Al cumplirse el plazo para la inscripción de candidatos a las elecciones generales de 2026, el panorama que se presenta resulta, como mínimo, inquietante. Entre los postulantes aparecen personajes que compiten desde la cárcel o la clandestinidad, junto a hojas de vida marcadas por antecedentes de agresión, corrupción y denuncias de acoso sexual. A este cuadro se suman figuras mediáticas sin mayor trayectoria pública, madres y hermanos de políticos conocidos y los mismos de siempre.
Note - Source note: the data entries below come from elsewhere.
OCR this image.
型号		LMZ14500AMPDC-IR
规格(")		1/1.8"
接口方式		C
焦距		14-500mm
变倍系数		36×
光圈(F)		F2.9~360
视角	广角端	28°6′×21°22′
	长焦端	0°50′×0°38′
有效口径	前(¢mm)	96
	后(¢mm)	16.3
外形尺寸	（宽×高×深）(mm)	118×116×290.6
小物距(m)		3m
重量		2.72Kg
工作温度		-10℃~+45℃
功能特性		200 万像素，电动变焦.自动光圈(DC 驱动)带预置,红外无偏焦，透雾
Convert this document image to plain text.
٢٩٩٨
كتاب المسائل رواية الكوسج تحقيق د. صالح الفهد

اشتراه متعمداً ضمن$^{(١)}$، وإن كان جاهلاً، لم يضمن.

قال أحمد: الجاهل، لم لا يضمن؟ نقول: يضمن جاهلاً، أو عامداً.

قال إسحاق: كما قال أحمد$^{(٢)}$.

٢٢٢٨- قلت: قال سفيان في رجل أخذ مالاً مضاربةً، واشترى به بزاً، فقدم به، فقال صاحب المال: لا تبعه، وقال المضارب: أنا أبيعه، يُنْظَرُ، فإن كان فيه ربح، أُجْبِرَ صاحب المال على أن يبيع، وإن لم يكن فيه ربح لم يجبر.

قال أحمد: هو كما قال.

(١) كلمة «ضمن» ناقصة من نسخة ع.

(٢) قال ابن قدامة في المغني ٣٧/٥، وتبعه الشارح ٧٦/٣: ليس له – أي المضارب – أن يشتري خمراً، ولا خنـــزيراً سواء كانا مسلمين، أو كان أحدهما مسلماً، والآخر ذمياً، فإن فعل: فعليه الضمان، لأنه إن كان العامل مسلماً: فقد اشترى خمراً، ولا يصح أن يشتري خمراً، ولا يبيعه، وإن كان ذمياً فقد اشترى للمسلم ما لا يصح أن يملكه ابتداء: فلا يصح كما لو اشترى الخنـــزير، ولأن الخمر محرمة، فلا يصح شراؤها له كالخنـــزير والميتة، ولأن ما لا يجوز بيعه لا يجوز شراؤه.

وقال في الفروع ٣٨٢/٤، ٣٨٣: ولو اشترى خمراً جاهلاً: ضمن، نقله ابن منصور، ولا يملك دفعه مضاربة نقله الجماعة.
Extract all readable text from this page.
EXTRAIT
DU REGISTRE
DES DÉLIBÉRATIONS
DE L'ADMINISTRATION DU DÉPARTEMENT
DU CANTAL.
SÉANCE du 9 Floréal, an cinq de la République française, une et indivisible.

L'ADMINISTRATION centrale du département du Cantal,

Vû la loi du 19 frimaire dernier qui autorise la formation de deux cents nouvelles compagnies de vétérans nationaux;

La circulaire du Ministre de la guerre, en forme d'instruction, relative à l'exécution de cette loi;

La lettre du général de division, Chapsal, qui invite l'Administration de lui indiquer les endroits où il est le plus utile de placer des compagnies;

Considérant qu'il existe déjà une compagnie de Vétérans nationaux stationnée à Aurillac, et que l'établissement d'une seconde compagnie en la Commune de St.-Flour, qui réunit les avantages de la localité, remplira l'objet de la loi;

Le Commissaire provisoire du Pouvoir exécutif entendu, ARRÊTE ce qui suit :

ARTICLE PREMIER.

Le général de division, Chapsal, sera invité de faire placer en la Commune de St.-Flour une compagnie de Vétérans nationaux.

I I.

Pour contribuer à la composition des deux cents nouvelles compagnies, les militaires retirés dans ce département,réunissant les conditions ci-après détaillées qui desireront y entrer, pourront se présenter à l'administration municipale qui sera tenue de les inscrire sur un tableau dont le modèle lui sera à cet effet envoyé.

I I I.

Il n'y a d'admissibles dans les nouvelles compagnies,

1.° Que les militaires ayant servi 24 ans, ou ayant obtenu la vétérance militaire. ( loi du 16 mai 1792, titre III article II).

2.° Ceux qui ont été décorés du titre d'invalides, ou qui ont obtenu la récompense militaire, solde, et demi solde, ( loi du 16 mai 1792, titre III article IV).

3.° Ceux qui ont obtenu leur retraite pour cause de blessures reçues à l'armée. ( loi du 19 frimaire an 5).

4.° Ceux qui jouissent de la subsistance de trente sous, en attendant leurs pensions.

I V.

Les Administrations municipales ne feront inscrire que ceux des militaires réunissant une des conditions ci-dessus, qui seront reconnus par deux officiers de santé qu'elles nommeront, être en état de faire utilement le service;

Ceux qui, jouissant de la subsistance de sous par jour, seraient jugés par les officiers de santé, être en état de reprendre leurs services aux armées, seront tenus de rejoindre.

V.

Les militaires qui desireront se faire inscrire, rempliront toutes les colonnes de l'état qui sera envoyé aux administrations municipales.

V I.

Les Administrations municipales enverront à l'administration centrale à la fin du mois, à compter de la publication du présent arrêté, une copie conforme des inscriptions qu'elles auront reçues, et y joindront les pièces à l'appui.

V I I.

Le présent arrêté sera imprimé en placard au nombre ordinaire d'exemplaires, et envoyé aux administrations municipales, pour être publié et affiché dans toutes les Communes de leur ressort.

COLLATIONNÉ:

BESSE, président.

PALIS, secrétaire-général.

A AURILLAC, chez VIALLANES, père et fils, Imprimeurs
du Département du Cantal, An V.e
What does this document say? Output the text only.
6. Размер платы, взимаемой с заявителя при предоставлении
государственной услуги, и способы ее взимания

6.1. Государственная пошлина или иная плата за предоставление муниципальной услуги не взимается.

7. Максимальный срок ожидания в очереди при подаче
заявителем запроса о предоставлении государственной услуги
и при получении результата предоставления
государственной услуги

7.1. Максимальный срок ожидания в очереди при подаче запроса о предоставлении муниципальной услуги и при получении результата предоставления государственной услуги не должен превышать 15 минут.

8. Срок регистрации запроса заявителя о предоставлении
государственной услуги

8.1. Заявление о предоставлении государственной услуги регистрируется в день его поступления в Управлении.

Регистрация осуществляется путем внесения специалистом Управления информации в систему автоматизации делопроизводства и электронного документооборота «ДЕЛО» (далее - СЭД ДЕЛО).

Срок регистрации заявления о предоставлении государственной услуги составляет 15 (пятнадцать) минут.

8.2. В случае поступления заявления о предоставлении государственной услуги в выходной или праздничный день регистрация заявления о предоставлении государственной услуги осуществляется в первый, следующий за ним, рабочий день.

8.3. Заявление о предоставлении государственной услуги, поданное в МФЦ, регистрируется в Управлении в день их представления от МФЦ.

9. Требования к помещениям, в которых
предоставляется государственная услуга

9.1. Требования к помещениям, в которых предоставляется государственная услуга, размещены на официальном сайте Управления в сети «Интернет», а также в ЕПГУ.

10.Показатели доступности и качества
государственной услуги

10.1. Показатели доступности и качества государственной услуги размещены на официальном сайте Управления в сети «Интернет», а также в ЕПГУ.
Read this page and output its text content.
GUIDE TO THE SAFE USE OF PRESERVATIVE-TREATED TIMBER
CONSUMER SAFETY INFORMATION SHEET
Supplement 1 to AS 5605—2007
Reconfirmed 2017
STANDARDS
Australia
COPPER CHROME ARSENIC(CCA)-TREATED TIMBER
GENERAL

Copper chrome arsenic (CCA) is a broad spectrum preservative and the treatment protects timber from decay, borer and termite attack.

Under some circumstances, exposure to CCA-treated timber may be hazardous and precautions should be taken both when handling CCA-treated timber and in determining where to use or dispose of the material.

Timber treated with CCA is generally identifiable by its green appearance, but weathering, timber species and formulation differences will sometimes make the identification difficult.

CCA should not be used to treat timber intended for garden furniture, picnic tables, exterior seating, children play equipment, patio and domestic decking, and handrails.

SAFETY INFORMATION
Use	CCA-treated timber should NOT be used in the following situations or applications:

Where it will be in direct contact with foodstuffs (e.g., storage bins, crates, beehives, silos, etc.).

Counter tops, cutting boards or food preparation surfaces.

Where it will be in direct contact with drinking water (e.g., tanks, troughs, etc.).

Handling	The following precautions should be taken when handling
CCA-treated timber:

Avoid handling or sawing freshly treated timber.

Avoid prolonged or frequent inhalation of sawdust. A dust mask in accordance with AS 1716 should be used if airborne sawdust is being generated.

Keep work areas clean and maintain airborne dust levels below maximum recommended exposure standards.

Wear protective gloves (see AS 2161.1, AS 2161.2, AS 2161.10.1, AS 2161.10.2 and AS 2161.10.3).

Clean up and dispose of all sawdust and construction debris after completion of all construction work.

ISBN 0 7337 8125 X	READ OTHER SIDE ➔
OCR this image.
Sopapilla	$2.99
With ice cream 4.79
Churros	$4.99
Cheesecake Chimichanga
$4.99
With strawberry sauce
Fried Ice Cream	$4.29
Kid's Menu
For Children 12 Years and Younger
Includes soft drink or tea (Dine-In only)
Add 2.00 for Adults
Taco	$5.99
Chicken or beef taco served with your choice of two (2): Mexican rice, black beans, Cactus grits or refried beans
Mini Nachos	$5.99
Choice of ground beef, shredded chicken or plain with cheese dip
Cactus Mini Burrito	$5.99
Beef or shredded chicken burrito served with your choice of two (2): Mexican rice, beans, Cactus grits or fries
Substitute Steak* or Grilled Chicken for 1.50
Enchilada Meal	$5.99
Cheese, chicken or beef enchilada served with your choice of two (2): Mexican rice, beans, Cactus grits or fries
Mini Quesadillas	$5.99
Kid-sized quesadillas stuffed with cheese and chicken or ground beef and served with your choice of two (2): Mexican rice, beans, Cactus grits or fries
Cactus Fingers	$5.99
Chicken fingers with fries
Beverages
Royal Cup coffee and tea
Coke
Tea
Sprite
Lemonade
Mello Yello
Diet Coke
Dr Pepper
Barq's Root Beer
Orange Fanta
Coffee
Es cierto que la ley garantiza el derecho de todos los ciudadanos a postular, pero ese derecho no puede confundirse con la idoneidad para gobernar o legislar. Llegar al Ejecutivo o al Congreso debería ser el resultado de una combinación de preparación, experiencia y solvencia moral. Sin valores y sin capacidades, el ejercicio del poder solo profundiza la crisis de representación y la desconfianza que hoy pesan sobre las principales instituciones del país.

El riesgo de repetir —o incluso empeorar— los errores de los últimos gobiernos y parlamentos es real. Un sistema político debilitado, partidos sin filtros y candidaturas improvisadas son el caldo de cultivo para nuevas frustraciones nacionales. La responsabilidad no recae únicamente en las organizaciones políticas, que han demostrado serias falencias, sino también en un electorado que muchas veces vota por simpatía, notoriedad o simple rechazo al adversario.

Por ello, el llamado es a ejercer un voto consciente e informado. Evaluar las trayectorias, los antecedentes y las propuestas de cada candidato no es una opción, sino una obligación democrática.